Authors: Alaa Al Hawari, Mohammad Khader, Wael El Hasan, Mahmoud Alijla, Ammar Manawi, Abdelbaki Benamour

Abstract:

The production of aluminium alloys and ingots -starting from the processing of alumina to aluminium, and the final cast product- was studied using a Life Cycle Assessment (LCA) approach. The studied aluminium supply chain consisted of a carbon plant, a reduction plant, a casting plant, and a power plant. In the LCA model, the environmental loads of the different plants for the production of 1 ton of aluminium metal were investigated. The impact of the aluminium production was assessed in eight impact categories. The results showed that for all of the impact categories the power plant had the highest impact only in the cases of Human Toxicity Potential (HTP) the reduction plant had the highest impact and in the Marine Aquatic Eco-Toxicity Potential (MAETP) the carbon plant had the highest impact. Furthermore, the impact of the carbon plant and the reduction plant combined was almost the same as the impact of the power plant in the case of the Acidification Potential (AP).

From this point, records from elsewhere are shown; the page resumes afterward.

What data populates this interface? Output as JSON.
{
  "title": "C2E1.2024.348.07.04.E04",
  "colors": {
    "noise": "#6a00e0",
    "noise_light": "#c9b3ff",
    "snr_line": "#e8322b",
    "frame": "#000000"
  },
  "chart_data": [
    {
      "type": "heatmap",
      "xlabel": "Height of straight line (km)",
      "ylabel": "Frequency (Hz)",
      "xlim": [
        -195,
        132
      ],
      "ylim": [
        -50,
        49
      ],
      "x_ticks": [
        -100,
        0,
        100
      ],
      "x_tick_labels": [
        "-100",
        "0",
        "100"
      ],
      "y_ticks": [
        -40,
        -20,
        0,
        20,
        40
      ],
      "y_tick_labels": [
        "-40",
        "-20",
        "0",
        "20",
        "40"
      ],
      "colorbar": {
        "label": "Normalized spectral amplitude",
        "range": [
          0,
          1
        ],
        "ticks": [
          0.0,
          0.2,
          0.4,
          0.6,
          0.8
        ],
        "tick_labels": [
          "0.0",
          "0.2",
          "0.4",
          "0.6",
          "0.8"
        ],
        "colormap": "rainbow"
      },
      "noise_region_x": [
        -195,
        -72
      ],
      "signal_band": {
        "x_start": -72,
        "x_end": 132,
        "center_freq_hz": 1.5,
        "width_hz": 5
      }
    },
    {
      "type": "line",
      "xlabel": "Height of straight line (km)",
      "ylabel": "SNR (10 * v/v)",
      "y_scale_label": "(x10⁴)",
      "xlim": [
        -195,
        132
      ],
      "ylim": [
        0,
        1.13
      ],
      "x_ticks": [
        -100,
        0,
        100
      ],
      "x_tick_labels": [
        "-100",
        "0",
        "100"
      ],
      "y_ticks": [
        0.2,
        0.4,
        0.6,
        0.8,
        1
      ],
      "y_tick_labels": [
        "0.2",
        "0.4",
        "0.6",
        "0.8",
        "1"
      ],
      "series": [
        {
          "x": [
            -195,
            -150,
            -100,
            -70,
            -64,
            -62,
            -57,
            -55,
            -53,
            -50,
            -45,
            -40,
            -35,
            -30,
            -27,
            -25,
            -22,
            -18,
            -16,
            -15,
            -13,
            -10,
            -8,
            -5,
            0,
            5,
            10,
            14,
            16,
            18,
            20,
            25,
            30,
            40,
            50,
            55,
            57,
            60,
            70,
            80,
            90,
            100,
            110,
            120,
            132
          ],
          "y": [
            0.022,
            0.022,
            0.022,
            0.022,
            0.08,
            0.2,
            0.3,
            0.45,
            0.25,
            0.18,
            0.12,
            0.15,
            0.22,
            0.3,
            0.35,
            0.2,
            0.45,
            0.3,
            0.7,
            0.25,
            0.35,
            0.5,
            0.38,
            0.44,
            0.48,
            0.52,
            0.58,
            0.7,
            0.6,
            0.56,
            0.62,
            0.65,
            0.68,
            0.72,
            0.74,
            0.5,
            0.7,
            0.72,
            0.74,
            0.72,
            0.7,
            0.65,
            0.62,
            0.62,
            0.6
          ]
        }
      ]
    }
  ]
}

The carbon plant had a positive impact on the environment when it comes to the Eutrophication Potential (EP) due to the production of clean water in the process. The natural gas based power plant used in the case study had 8.4 times less negative impact on the environment when compared to the heavy fuel based power plant and 10.7 times less negative impact when compared to the hard coal based power plant.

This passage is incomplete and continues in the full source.